In 1887, Jules Laforgue died of tuberculosis the year after his wedding to Englishwoman, Leah Lee. It's a wonder that Paul Lhôte didn't write about it, linking it back to this portrait, but he was probably too busy trying to convince Jeanne to dance with him ("Dance at Bougival - Suzanne Valadon and Paul Lhôte -1883, Renoir, Oil on canvas, Museum of Fine Arts, Boston, MA). Jeanne had also previously shared Renoir's (and Puvis de Chavennes') affections. Her son, Maurice Valadon (Utrillo), who specialized in cityscapes, one of the few famous painters of Montmartre who was born there, is speculated to have been offspring from she and Renoir's liaison. 

There sits Gustave Caillebotte, casually soaking in the scene in his white boater's shirt and flat-topped straw boater's hat. His lighthearted demeanor is a far cry from his more serious self-portrait in c. 1892 (Portrait de l'artiste, Musée d'Orsay, Paris). Though a member and patron of the Impressionist artists, he painted much more realistically than the others in the group. He might have portrayed the day as rainy (Paris Street, Rainy Day, 1877, Art Institute of Chicago, who in 1964 spurred American interest in the painter). Given his sizable allowance, he was probably the one to foot the bill for the luncheon. 

Angèle Legault, who sold flowers in Paris' outdoor market, was a singer and another of Renoir's models. Legault seems to have momentarily lost interest in whatever Caillebotte is saying. She's tilted her head upward, captivated perchance by the highly accented witticisms of Antonio Maggiolo, the Italian journalist leaning over her. 

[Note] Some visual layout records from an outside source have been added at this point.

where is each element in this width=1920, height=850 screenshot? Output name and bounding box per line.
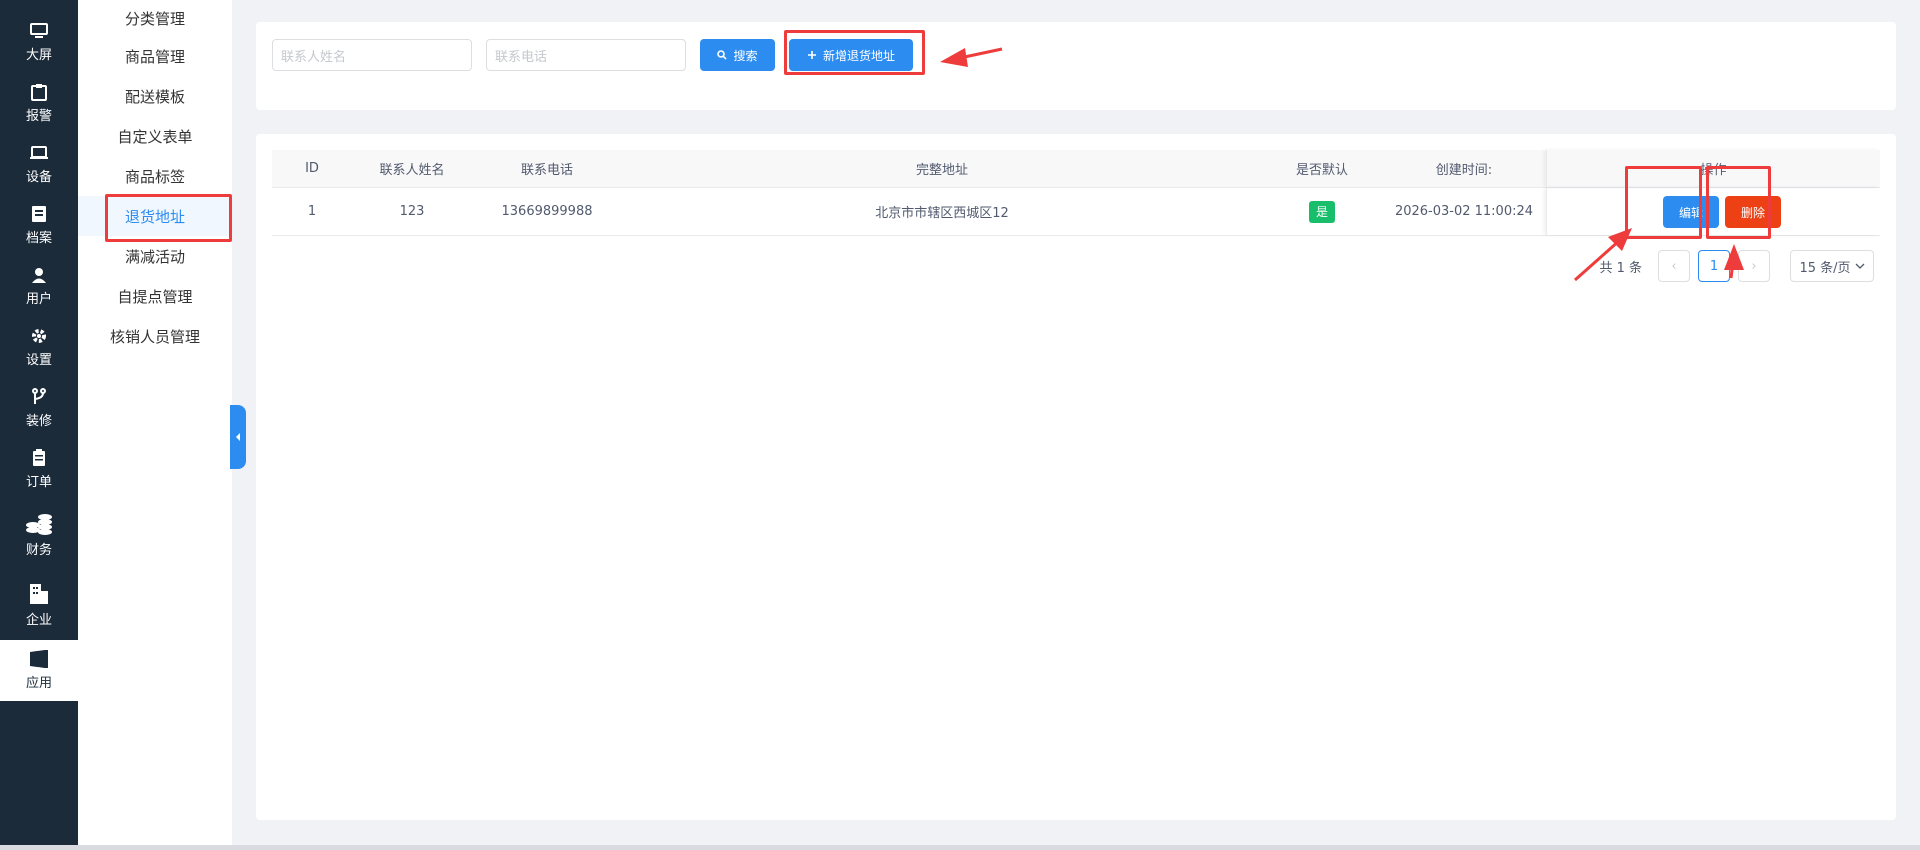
nav-item-label: 报警 bbox=[25, 109, 52, 124]
submenu-item-return-address[interactable]: 退货地址 bbox=[78, 196, 232, 236]
search-button-label: 搜索 bbox=[733, 48, 758, 63]
cell-is-default: 是 bbox=[1262, 188, 1382, 235]
nav-item-finance[interactable]: 财务 bbox=[0, 500, 78, 570]
nav-item-label: 设置 bbox=[25, 353, 52, 368]
building-icon bbox=[28, 583, 50, 605]
delete-button[interactable]: 删除 bbox=[1725, 196, 1781, 228]
cell-contact-phone: 13669899988 bbox=[501, 204, 593, 219]
header-created-time: 创建时间: bbox=[1435, 163, 1493, 178]
cell-contact-name: 123 bbox=[399, 204, 425, 219]
branch-icon bbox=[30, 388, 48, 406]
nav-item-device[interactable]: 设备 bbox=[0, 134, 78, 195]
user-icon bbox=[30, 266, 48, 284]
header-contact-name: 联系人姓名 bbox=[379, 163, 445, 178]
submenu-item-verification-staff[interactable]: 核销人员管理 bbox=[78, 316, 232, 356]
search-button[interactable]: 搜索 bbox=[700, 39, 775, 71]
header-id: ID bbox=[305, 161, 319, 176]
collapse-menu-button[interactable] bbox=[230, 405, 246, 469]
nav-item-label: 用户 bbox=[25, 292, 52, 307]
add-button-label: 新增退货地址 bbox=[822, 48, 895, 63]
file-icon bbox=[30, 205, 48, 223]
contact-phone-input[interactable]: 联系电话 bbox=[486, 39, 686, 71]
cell-full-address: 北京市市辖区西城区12 bbox=[875, 206, 1009, 221]
nav-item-user[interactable]: 用户 bbox=[0, 256, 78, 317]
submenu-item-category[interactable]: 分类管理 bbox=[78, 0, 232, 36]
order-icon bbox=[30, 449, 48, 467]
bottom-divider bbox=[0, 845, 1920, 850]
nav-item-label: 档案 bbox=[25, 231, 52, 246]
plus-icon bbox=[807, 51, 816, 59]
nav-item-label: 应用 bbox=[25, 676, 52, 691]
nav-item-label: 大屏 bbox=[25, 48, 52, 63]
header-contact-phone: 联系电话 bbox=[520, 163, 573, 178]
main-nav-sidebar: 大屏 报警 设备 档案 用户 设置 装修 订单 财务 企业 应用 bbox=[0, 0, 78, 850]
cell-actions: 编辑 删除 bbox=[1546, 188, 1880, 235]
submenu-item-delivery-template[interactable]: 配送模板 bbox=[78, 76, 232, 116]
nav-item-label: 企业 bbox=[25, 612, 52, 628]
sub-menu: 分类管理 商品管理 配送模板 自定义表单 商品标签 退货地址 满减活动 自提点管… bbox=[78, 0, 232, 850]
submenu-item-product-tags[interactable]: 商品标签 bbox=[78, 156, 232, 196]
search-card: 联系人姓名 联系电话 搜索 新增退货地址 bbox=[256, 22, 1896, 110]
return-address-table: ID 联系人姓名 联系电话 完整地址 是否默认 创建时间: 操作 1 123 1… bbox=[272, 150, 1880, 236]
monitor-icon bbox=[30, 22, 48, 40]
page-1-button[interactable]: 1 bbox=[1698, 250, 1730, 282]
nav-item-settings[interactable]: 设置 bbox=[0, 317, 78, 378]
nav-item-dashboard[interactable]: 大屏 bbox=[0, 12, 78, 73]
header-full-address: 完整地址 bbox=[915, 163, 968, 178]
nav-item-decorate[interactable]: 装修 bbox=[0, 378, 78, 439]
nav-item-label: 财务 bbox=[25, 542, 52, 558]
windows-icon bbox=[30, 650, 48, 668]
nav-item-label: 装修 bbox=[25, 414, 52, 429]
next-page-button[interactable]: › bbox=[1738, 250, 1770, 282]
page-size-select[interactable]: 15 条/页 bbox=[1790, 250, 1874, 282]
page-size-value: 15 条/页 bbox=[1799, 260, 1851, 276]
nav-item-label: 设备 bbox=[25, 170, 52, 185]
clipboard-icon bbox=[30, 83, 48, 101]
contact-name-input[interactable]: 联系人姓名 bbox=[272, 39, 472, 71]
pagination: 共 1 条 ‹ 1 › 15 条/页 bbox=[1599, 250, 1874, 282]
edit-button[interactable]: 编辑 bbox=[1663, 196, 1719, 228]
coins-icon bbox=[25, 513, 53, 535]
prev-page-button[interactable]: ‹ bbox=[1658, 250, 1690, 282]
default-status-badge: 是 bbox=[1308, 200, 1335, 223]
nav-item-label: 订单 bbox=[25, 475, 52, 490]
submenu-item-discount-campaign[interactable]: 满减活动 bbox=[78, 236, 232, 276]
table-row: 1 123 13669899988 北京市市辖区西城区12 是 2026-03-… bbox=[272, 188, 1880, 236]
nav-item-order[interactable]: 订单 bbox=[0, 439, 78, 500]
nav-item-alarm[interactable]: 报警 bbox=[0, 73, 78, 134]
header-is-default: 是否默认 bbox=[1295, 163, 1348, 178]
device-icon bbox=[30, 144, 48, 162]
chevron-left-icon bbox=[236, 433, 240, 441]
cell-id: 1 bbox=[307, 204, 317, 219]
table-card: ID 联系人姓名 联系电话 完整地址 是否默认 创建时间: 操作 1 123 1… bbox=[256, 134, 1896, 820]
nav-item-enterprise[interactable]: 企业 bbox=[0, 570, 78, 640]
nav-item-archive[interactable]: 档案 bbox=[0, 195, 78, 256]
submenu-item-custom-form[interactable]: 自定义表单 bbox=[78, 116, 232, 156]
add-return-address-button[interactable]: 新增退货地址 bbox=[789, 39, 913, 71]
nav-item-apps[interactable]: 应用 bbox=[0, 640, 78, 701]
table-header: ID 联系人姓名 联系电话 完整地址 是否默认 创建时间: 操作 bbox=[272, 150, 1880, 188]
cell-created-time: 2026-03-02 11:00:24 bbox=[1394, 204, 1534, 219]
search-icon bbox=[717, 50, 728, 60]
chevron-down-icon bbox=[1855, 263, 1864, 269]
pagination-total: 共 1 条 bbox=[1599, 260, 1642, 276]
gear-icon bbox=[30, 327, 48, 345]
submenu-item-pickup-points[interactable]: 自提点管理 bbox=[78, 276, 232, 316]
header-actions: 操作 bbox=[1546, 150, 1880, 187]
submenu-item-products[interactable]: 商品管理 bbox=[78, 36, 232, 76]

In 1888, Legault, along side the famous tenor Victor Capoul, played the young mountain girl in Benjamin Godard's Jocelyn. 

And last but not least, Aline Charigot, the seamstress, who at the time had captured Renoir's affections. Renoir later married her. 

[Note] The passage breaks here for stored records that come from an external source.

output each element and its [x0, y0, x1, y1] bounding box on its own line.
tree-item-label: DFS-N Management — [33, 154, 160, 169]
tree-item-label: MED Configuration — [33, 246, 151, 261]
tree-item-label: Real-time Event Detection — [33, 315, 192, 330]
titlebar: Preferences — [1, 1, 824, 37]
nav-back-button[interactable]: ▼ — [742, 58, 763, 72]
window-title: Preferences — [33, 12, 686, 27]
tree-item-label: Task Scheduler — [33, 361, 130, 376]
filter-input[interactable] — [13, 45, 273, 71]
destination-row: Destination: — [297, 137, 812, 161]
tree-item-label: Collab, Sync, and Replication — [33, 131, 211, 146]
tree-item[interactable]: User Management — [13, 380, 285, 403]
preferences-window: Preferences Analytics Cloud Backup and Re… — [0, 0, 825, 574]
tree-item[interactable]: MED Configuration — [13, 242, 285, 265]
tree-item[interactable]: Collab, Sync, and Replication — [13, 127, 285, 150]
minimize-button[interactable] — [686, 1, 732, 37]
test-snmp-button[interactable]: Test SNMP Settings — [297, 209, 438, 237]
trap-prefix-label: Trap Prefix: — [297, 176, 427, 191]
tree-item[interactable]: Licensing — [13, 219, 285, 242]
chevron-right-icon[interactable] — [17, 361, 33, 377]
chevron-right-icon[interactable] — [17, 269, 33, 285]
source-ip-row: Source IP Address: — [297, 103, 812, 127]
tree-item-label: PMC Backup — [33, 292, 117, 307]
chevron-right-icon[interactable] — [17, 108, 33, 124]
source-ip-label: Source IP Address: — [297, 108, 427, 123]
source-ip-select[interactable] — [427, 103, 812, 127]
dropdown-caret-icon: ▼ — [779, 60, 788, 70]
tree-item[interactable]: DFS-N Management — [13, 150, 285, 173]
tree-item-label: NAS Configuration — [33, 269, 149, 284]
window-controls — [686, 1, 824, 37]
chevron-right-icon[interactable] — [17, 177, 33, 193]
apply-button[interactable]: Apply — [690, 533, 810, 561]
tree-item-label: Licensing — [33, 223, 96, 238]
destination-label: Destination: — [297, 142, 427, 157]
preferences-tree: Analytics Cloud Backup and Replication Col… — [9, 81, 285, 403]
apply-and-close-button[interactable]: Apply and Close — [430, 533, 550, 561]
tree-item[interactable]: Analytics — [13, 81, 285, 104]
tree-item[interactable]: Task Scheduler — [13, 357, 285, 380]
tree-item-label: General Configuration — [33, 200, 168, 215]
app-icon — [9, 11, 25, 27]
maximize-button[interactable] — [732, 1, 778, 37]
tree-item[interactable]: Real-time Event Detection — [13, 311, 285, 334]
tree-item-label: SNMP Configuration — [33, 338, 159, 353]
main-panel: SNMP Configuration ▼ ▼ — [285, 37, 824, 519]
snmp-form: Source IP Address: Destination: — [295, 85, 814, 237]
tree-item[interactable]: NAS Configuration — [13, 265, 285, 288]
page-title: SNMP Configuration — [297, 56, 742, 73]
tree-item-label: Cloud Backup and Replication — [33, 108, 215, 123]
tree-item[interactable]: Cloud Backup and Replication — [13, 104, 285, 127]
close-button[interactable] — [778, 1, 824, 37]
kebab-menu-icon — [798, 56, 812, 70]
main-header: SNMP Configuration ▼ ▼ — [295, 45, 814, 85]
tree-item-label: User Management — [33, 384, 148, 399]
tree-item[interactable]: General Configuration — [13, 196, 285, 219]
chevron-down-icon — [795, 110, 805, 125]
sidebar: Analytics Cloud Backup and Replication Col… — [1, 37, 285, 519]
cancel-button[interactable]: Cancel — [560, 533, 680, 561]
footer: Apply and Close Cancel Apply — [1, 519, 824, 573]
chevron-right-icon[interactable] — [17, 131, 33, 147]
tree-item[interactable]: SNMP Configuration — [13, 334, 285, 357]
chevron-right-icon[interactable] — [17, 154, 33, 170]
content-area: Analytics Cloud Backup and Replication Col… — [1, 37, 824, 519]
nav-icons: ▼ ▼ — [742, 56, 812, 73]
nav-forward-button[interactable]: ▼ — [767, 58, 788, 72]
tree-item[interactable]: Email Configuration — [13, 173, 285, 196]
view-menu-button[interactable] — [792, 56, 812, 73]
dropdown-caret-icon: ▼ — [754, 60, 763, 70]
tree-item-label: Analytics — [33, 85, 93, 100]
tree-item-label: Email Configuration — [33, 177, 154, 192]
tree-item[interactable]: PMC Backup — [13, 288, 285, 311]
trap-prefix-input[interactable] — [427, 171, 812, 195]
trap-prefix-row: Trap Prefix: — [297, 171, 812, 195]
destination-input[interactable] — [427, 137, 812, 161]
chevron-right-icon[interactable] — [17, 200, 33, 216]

Perhaps the painting is so beloved because the persons depicted here were so beloved by the artist, some a little more so than others. Renoir's sunnily celebratory masterpiece with its blossomy colors and relaxed atmosphere is timeless as it is classic. Renoir's painting invites us into his intimate world of art collectors and artists, where this circle of friends - and lovers - radical in their views, independent in their exhibitions, captured the freshness and originality of 19th century Paris, leaving behind for us quite the impression. 

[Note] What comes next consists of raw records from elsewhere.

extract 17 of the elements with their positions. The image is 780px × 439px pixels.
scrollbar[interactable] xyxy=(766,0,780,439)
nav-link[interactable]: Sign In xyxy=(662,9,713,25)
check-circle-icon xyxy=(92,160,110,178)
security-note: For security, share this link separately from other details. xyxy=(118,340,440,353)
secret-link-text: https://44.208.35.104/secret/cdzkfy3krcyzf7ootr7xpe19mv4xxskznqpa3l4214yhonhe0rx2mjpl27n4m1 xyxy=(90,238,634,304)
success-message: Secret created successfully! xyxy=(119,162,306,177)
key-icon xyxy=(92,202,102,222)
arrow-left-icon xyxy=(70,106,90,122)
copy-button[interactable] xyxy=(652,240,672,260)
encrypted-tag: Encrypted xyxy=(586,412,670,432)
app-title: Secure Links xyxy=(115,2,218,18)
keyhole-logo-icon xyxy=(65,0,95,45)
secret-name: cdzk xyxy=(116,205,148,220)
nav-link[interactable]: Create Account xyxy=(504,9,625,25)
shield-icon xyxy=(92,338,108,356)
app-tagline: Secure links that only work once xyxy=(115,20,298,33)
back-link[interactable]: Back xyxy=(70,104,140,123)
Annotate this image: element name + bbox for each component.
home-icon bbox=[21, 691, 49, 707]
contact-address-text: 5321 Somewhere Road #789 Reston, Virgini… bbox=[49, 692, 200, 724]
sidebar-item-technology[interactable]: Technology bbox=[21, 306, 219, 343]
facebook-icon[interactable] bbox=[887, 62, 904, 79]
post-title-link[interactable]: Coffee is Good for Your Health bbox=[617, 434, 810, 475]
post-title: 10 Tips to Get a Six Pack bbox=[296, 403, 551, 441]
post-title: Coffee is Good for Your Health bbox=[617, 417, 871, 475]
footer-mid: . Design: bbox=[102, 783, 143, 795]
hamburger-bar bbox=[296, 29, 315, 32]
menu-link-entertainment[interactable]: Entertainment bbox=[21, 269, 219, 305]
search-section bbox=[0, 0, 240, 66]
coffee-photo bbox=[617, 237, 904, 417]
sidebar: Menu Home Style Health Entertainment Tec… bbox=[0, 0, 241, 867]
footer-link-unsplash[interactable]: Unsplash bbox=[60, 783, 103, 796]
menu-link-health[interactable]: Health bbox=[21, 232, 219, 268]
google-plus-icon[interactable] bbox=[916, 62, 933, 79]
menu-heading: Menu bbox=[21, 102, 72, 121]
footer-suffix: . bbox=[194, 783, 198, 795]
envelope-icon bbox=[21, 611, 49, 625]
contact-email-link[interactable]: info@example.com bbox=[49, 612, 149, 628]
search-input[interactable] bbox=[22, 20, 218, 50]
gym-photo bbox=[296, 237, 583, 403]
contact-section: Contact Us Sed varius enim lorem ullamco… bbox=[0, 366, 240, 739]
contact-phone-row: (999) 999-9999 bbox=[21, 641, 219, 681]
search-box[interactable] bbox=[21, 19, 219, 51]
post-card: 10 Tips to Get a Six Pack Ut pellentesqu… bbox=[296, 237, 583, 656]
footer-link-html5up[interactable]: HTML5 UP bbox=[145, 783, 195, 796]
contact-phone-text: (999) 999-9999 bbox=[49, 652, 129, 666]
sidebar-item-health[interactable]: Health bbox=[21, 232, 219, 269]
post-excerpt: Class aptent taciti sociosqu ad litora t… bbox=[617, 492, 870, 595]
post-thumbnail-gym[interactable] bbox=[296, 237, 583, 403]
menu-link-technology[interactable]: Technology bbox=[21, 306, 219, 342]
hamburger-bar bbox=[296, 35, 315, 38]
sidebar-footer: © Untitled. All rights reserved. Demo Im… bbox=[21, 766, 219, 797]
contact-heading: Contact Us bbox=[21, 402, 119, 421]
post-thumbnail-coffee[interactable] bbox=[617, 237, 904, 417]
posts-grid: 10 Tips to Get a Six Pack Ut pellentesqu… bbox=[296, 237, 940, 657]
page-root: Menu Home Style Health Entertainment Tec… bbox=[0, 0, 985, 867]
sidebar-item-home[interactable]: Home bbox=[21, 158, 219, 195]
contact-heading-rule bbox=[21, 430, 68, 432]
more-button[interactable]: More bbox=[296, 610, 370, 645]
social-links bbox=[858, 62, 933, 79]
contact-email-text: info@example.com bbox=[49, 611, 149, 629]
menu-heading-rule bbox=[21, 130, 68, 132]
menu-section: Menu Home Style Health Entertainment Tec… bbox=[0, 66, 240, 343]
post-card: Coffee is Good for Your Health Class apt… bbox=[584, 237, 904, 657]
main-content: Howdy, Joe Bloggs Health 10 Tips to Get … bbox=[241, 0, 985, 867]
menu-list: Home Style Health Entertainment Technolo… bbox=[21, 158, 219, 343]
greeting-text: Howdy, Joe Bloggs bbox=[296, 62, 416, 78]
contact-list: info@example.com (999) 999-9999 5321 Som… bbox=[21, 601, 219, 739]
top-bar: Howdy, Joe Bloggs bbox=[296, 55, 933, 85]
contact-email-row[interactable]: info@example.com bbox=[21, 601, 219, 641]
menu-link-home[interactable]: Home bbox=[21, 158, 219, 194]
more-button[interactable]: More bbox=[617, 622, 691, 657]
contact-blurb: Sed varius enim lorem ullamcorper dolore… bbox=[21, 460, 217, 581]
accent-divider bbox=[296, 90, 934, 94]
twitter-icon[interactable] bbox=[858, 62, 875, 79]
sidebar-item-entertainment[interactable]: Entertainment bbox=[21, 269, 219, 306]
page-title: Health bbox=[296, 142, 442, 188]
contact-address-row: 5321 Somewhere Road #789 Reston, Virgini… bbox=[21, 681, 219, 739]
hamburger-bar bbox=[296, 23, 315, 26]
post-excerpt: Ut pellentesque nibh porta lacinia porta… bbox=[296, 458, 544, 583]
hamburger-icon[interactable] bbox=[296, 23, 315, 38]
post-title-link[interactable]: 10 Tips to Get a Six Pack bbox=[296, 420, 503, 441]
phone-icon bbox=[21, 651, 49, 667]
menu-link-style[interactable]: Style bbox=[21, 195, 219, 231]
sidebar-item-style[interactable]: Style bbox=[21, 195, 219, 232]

Delightfully enough, Paris has, in large part, an American to thank for funding the restoration of the Maison Fournaise in 1990. Together with the town of Chatou who voted to acquire it in 1979, as well as benefactors such as the Friends of La Maison Fournaise, have in the same Rothschildian philanthropic spirit that defined 19th century France, offered future generations an opportunity to taste a little bit of The Four Seasons of Life, where we can immerse ourselves in Renoir's painting, imagining what it might have felt like to be part of the inner circle of France's Third Republic.